Do outro lado, Luzinha, ao perceber que Priscila havia desligado o telefone de repente, começou a chorar alto.
“Mamãe desligou o telefone, será que não quer mais saber de mim? Hoje ainda nem se despediu!”
Inesperadamente, Vicente, ainda cheio de ferimentos, também estava ao lado de Luzinha.
Ele tentou acalmar Luzinha: “Mamãe talvez tenha tido um compromisso urgente, então não se preocupe! Mamãe jamais deixaria de querer você!”
“Mas estou com saudades do papai. Mamãe disse que papai vai ficar com a gente, não é verdade, Sr. Machado?”
No rosto delicado de Luzinha, aqueles olhos grandes e brilhantes encaravam Vicente, buscando uma resposta com pureza.
“Luzinha, não se preocupe, seu pai está esperando por você no Brasil. Você precisa se recuperar direitinho, para poder reencontrá-lo com saúde, está bem?”
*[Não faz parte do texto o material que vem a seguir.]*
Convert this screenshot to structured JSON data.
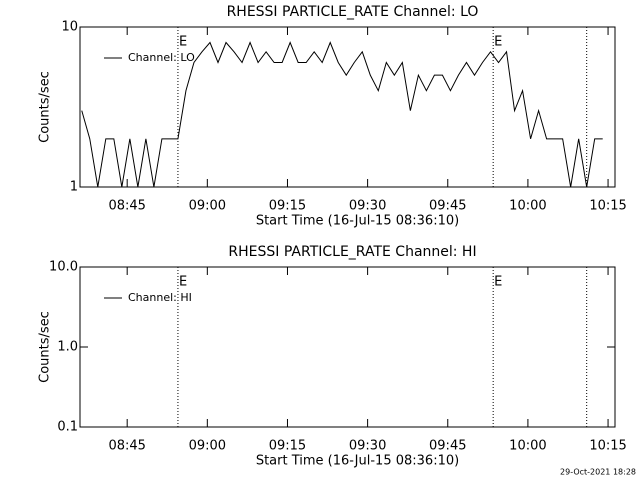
{
  "chart_data": [
    {
      "type": "line",
      "title": "RHESSI PARTICLE_RATE Channel: LO",
      "ylabel": "Counts/sec",
      "xlabel": "Start Time (16-Jul-15 08:36:10)",
      "log_y": true,
      "ylim": [
        1,
        10
      ],
      "yticks": [
        1,
        10
      ],
      "xlim": [
        516.17,
        616.3
      ],
      "xticks": [
        {
          "value": 525,
          "label": "08:45"
        },
        {
          "value": 540,
          "label": "09:00"
        },
        {
          "value": 555,
          "label": "09:15"
        },
        {
          "value": 570,
          "label": "09:30"
        },
        {
          "value": 585,
          "label": "09:45"
        },
        {
          "value": 600,
          "label": "10:00"
        },
        {
          "value": 615,
          "label": "10:15"
        }
      ],
      "markers": [
        {
          "x": 534.5,
          "label": "E"
        },
        {
          "x": 593.5,
          "label": "E"
        },
        {
          "x": 611
        }
      ],
      "x": [
        516.5,
        518,
        519.5,
        521,
        522.5,
        524,
        525.5,
        527,
        528.5,
        530,
        531.5,
        533,
        534.5,
        536,
        537.5,
        539,
        540.5,
        542,
        543.5,
        545,
        546.5,
        548,
        549.5,
        551,
        552.5,
        554,
        555.5,
        557,
        558.5,
        560,
        561.5,
        563,
        564.5,
        566,
        567.5,
        569,
        570.5,
        572,
        573.5,
        575,
        576.5,
        578,
        579.5,
        581,
        582.5,
        584,
        585.5,
        587,
        588.5,
        590,
        591.5,
        593,
        594.5,
        596,
        597.5,
        599,
        600.5,
        602,
        603.5,
        605,
        606.5,
        608,
        609.5,
        611,
        612.5,
        614
      ],
      "series": [
        {
          "name": "Channel: LO",
          "color": "#000000",
          "values": [
            3,
            2,
            1,
            2,
            2,
            1,
            2,
            1,
            2,
            1,
            2,
            2,
            2,
            4,
            6,
            7,
            8,
            6,
            8,
            7,
            6,
            8,
            6,
            7,
            6,
            6,
            8,
            6,
            6,
            7,
            6,
            8,
            6,
            5,
            6,
            7,
            5,
            4,
            6,
            5,
            6,
            3,
            5,
            4,
            5,
            5,
            4,
            5,
            6,
            5,
            6,
            7,
            6,
            7,
            3,
            4,
            2,
            3,
            2,
            2,
            2,
            1,
            2,
            1,
            2,
            2
          ]
        }
      ]
    },
    {
      "type": "line",
      "title": "RHESSI PARTICLE_RATE Channel: HI",
      "ylabel": "Counts/sec",
      "xlabel": "Start Time (16-Jul-15 08:36:10)",
      "log_y": true,
      "ylim": [
        0.1,
        10
      ],
      "yticks": [
        0.1,
        {
          "value": 1,
          "label": "1.0"
        },
        {
          "value": 10,
          "label": "10.0"
        }
      ],
      "xlim": [
        516.17,
        616.3
      ],
      "xticks": [
        {
          "value": 525,
          "label": "08:45"
        },
        {
          "value": 540,
          "label": "09:00"
        },
        {
          "value": 555,
          "label": "09:15"
        },
        {
          "value": 570,
          "label": "09:30"
        },
        {
          "value": 585,
          "label": "09:45"
        },
        {
          "value": 600,
          "label": "10:00"
        },
        {
          "value": 615,
          "label": "10:15"
        }
      ],
      "markers": [
        {
          "x": 534.5,
          "label": "E"
        },
        {
          "x": 593.5,
          "label": "E"
        },
        {
          "x": 611
        }
      ],
      "x": [],
      "series": [
        {
          "name": "Channel: HI",
          "color": "#000000",
          "values": []
        }
      ]
    }
  ],
  "footer": "29-Oct-2021 18:28"
}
Vicente acariciou o rosto de Luzinha, tentando confortá-la.
Seu coração apertou. Como seu irmão poderia ter uma filha tão linda e adorável com Priscila?
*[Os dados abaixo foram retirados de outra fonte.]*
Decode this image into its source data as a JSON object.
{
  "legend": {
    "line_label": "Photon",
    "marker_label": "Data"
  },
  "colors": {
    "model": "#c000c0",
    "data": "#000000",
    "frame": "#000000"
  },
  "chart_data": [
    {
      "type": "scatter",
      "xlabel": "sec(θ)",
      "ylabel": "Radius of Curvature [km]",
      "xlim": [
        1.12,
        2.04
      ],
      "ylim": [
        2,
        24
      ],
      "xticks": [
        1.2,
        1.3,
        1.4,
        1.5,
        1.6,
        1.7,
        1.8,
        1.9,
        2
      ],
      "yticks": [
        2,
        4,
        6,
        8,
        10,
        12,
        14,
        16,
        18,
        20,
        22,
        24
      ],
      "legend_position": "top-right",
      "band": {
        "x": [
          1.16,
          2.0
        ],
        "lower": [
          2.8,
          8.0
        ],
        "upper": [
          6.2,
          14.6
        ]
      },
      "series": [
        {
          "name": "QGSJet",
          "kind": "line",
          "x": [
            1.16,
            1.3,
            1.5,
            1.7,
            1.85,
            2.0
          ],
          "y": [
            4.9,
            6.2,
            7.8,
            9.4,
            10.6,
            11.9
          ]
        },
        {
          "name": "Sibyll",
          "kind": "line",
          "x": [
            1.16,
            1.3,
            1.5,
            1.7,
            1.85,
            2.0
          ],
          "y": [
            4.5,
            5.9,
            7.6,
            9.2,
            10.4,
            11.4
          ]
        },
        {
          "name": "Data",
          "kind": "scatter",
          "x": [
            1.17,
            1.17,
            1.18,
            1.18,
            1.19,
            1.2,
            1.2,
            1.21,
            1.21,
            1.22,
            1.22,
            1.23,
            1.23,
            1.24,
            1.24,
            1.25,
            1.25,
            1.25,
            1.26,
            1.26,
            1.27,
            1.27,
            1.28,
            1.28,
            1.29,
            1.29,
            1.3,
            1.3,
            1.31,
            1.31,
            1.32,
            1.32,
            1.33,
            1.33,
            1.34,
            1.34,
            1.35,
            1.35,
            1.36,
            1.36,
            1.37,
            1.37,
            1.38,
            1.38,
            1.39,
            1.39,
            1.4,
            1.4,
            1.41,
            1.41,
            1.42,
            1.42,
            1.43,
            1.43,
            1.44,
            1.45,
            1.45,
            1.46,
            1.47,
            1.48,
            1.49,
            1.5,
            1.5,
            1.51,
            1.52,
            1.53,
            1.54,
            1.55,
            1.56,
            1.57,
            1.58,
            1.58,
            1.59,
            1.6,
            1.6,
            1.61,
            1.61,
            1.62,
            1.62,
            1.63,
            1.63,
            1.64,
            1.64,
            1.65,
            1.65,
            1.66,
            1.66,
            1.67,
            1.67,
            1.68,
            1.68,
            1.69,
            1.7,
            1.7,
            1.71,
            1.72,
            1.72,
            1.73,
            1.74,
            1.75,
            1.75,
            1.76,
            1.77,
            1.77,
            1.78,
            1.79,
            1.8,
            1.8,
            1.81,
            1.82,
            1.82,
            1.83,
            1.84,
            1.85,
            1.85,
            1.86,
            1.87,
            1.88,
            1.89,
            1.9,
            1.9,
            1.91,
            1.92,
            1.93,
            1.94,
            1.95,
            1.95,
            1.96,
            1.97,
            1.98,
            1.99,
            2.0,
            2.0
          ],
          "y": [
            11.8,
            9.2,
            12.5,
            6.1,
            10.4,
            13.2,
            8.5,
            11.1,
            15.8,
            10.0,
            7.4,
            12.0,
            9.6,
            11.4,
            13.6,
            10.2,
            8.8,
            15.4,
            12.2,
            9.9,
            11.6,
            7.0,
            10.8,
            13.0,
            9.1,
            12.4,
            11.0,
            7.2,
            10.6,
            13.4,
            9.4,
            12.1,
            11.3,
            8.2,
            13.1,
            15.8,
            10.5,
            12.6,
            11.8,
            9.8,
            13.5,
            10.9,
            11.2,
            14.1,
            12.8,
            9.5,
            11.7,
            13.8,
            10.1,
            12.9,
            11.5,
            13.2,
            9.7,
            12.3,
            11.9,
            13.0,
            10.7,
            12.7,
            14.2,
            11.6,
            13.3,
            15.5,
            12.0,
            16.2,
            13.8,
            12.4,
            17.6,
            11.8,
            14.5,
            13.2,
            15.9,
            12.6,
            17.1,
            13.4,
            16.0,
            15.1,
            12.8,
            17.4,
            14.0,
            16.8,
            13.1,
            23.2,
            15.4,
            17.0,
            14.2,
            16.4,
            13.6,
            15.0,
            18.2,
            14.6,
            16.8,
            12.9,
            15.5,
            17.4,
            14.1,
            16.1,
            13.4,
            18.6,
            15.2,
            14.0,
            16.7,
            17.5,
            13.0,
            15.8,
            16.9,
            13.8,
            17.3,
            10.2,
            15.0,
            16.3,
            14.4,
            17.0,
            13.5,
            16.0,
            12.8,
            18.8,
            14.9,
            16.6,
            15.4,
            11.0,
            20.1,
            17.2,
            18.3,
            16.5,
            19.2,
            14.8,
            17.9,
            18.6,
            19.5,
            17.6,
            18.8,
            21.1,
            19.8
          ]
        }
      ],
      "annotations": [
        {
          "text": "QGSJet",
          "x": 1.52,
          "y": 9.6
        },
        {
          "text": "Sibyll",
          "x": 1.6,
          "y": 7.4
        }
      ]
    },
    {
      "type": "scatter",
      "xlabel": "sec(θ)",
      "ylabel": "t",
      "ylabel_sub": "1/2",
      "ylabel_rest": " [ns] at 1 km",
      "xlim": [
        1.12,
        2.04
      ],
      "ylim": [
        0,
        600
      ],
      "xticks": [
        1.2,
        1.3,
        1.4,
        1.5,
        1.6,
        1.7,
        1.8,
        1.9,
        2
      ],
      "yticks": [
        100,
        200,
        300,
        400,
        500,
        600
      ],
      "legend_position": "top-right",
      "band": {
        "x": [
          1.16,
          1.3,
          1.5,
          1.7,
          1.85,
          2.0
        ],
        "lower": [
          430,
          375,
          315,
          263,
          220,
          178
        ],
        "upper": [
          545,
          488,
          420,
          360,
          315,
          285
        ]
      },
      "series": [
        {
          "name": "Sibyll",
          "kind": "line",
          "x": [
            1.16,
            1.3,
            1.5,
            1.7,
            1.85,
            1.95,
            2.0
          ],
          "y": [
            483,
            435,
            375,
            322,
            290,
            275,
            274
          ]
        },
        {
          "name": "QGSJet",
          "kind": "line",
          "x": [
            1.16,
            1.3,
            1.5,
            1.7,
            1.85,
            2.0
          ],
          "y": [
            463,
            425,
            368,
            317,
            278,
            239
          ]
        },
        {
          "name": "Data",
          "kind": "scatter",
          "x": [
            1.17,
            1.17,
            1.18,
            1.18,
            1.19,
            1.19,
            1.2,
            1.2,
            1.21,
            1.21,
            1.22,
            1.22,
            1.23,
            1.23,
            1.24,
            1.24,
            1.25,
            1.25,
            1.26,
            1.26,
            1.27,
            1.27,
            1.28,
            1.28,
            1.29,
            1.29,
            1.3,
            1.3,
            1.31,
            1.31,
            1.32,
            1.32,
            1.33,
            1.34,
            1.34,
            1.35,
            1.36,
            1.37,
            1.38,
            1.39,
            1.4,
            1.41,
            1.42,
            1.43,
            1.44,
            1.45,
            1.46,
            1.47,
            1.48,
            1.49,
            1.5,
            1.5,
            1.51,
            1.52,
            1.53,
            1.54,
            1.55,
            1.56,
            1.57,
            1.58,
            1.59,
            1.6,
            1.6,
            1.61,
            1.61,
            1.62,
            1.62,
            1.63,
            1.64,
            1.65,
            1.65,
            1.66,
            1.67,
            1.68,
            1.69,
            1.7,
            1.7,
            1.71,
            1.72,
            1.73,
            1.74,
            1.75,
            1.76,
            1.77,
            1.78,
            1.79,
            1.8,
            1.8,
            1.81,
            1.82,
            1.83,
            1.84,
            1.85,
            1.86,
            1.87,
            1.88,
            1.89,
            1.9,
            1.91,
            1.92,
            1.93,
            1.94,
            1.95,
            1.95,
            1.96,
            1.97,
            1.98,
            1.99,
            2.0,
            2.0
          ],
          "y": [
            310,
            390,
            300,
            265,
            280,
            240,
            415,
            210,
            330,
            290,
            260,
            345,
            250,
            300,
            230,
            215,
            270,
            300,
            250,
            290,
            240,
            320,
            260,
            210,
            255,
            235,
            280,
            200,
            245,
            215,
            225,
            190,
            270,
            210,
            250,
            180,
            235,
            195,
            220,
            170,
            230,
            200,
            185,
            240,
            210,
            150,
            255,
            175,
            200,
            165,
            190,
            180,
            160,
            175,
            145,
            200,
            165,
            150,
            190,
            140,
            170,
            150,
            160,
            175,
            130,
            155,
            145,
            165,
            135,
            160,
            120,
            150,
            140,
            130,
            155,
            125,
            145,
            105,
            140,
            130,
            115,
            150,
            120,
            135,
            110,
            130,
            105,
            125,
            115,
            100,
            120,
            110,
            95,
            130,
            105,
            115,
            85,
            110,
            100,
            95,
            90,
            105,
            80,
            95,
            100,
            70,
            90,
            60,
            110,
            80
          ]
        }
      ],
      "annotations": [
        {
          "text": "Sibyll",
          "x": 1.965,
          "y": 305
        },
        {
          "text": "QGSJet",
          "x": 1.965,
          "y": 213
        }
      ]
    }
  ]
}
Por que Priscila escondeu de Reinaldo durante tanto tempo, mas, ainda assim, ele conseguiu conhecer Luzinha? E ainda conquistou o carinho dela?
Ele tinha cuidado de Luzinha com dedicação por tanto tempo, esperando que um dia ela também o chamasse de papai.
“Sr. Machado, quero voltar para o Brasil. O senhor pode me ajudar a voltar? Quero ver meu pai, quero morar com ele!”
A mãozinha de Luzinha se ergueu, segurando a de Vicente.
“Está bem, mas Luzinha precisa se recuperar primeiro. Quando você estiver bem, o senhor te leva de volta ao Brasil, combinado?”
Vicente sentiu o calor que vinha da mãozinha dela.
“Sr. Machado, mas eu ainda queria ligar para o papai. Só que eu não tenho o telefone dele. O senhor pode me ajudar a encontrar o telefone do papai? O senhor sempre disse para Luzinha que, não importa o que ela queira, pode ajudar a realizar seu desejo!”
Os olhos de Luzinha brilharam de esperança.
“Está bem, o Sr. Machado vai dar um jeito! Mas Luzinha precisa obedecer ao Dr. Narciso, está bem?”
Vicente afagou a cabecinha de Luzinha.
No Brasil, no centro de avaliação da companhia Nimbo Azul Linhas Aéreas.
Ninguém sabia ao certo quando Reinaldo havia aparecido na porta.
Será que ele tinha escutado a conversa dela com Luzinha?
Será que já sabia que Luzinha era sua filha?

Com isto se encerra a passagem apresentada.